If you have been using Google Whisk to generate and remix AI images, you have until Thursday, April 30, 2026 to save your work. After that date, Whisk will be permanently discontinued, and any images remaining in your Whisk library will be deleted and cannot be recovered.
Google announced the shutdown on March 12 in a Workspace blog post, confirming that Whisk’s capabilities are being absorbed into Flow, its unified platform for AI-powered image and video creation.
What Is Whisk?
Whisk launched in the United States in December 2024 as an experimental AI image tool from Google Labs. Rather than generating images from text prompts alone, Whisk allowed users to upload their own images as inputs alongside text descriptions. You could take a photo of yourself, upload an image of a setting, add an image of a style reference, and have Whisk combine them into a new AI-generated image. The tool used Gemini for understanding and Imagen 3 for generation. It expanded to over 100 countries in February 2025 and had been running as a standalone Labs experiment ever since.
Why Is Google Shutting It Down?
Whisk is not being deleted because it failed. It is being sunset because Google has decided to stop maintaining scattered AI creative experiments as separate products and consolidate everything into Flow.
As Google stated in the official announcement: “On April 30, 2026, the best capabilities from Whisk are moving directly into Flow, Google’s unified platform for AI-powered image and video creation.”
This is part of a broader consolidation Google has been running across its AI creative tools. ImageFX, another standalone image generation experiment, is also moving into Flow at the same time. Flow itself has grown significantly: users have already generated over 1.5 billion images and videos on the platform since its launch.
What Is Flow?
Flow launched in May 2025 as Google’s video generation platform powered by Veo, the same video AI used in YouTube Shorts. It has since expanded into a full creative suite.
With Whisk and ImageFX moving in, Flow now covers the complete creative workflow in one place: generating images with Nano Banana 2 (Google’s latest image model), editing images with precision tools including a lasso selection and natural language editing, and animating images into video with Veo. Image generation in Flow is free, making it more accessible than competing tools that charge per image.
New editing capabilities added to Flow alongside the Whisk migration include a lasso tool that lets you select a specific part of an image and describe what you want changed, clip extension to generate what happens after a video ends, and object add and remove in video.
Flow is available at flow.google.
See Also: Gemini Is Now Built Into Chrome in India
What You Need to Do Before April 30
There are three steps to take now, before the deadline.
First, download your Whisk library. You can export your images directly from the Whisk interface at any time before April 30. Go to your Whisk library and look for the download option on each image. Do this as soon as possible, as the deadline is firm and there is no recovery option after it passes.

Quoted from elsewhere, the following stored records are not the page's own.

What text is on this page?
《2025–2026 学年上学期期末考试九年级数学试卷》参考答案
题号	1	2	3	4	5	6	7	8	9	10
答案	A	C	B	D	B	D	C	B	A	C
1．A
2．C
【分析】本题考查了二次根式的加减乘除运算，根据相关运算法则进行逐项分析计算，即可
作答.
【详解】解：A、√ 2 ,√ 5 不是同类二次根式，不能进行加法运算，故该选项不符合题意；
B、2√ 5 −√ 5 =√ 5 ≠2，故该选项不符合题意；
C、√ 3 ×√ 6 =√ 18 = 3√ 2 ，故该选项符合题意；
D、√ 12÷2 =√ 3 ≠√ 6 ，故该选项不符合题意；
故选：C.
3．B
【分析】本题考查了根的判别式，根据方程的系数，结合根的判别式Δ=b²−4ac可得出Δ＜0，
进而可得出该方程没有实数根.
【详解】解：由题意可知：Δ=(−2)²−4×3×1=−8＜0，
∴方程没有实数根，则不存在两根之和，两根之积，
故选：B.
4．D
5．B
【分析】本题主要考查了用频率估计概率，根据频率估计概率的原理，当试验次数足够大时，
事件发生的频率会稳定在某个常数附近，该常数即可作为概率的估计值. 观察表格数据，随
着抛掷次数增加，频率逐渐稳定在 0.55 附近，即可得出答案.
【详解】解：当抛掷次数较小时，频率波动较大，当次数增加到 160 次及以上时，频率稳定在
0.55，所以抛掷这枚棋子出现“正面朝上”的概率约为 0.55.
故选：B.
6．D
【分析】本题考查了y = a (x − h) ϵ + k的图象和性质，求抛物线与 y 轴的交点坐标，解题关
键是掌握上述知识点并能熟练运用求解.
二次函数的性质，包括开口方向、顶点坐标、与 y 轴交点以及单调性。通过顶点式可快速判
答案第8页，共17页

Second, look for the migration prompt. Google says it will send an email to active Whisk users and display an in-product notification inside Whisk with an opt-in option to transfer your content to Flow. This migration option was not yet live at the time of writing but is expected to appear in the coming weeks. The migration is opt-in and will not happen automatically.
Third, set up Flow now. Go to flow.google, sign in with your Google account, and explore the interface before your Whisk content arrives. AI credits from Whisk carry over automatically, so you will not lose any generation credits you have accumulated.
A Note on Geographic Availability
Flow is not available in all countries. Users in regions where Flow is not supported will lose access to Whisk on April 30 without a migration path. If you are in an unsupported region, your only option is to download your images from Whisk directly before the deadline. Check flow.google for the current list of supported countries.
The April 30 date is final. If you use Whisk regularly, do not wait.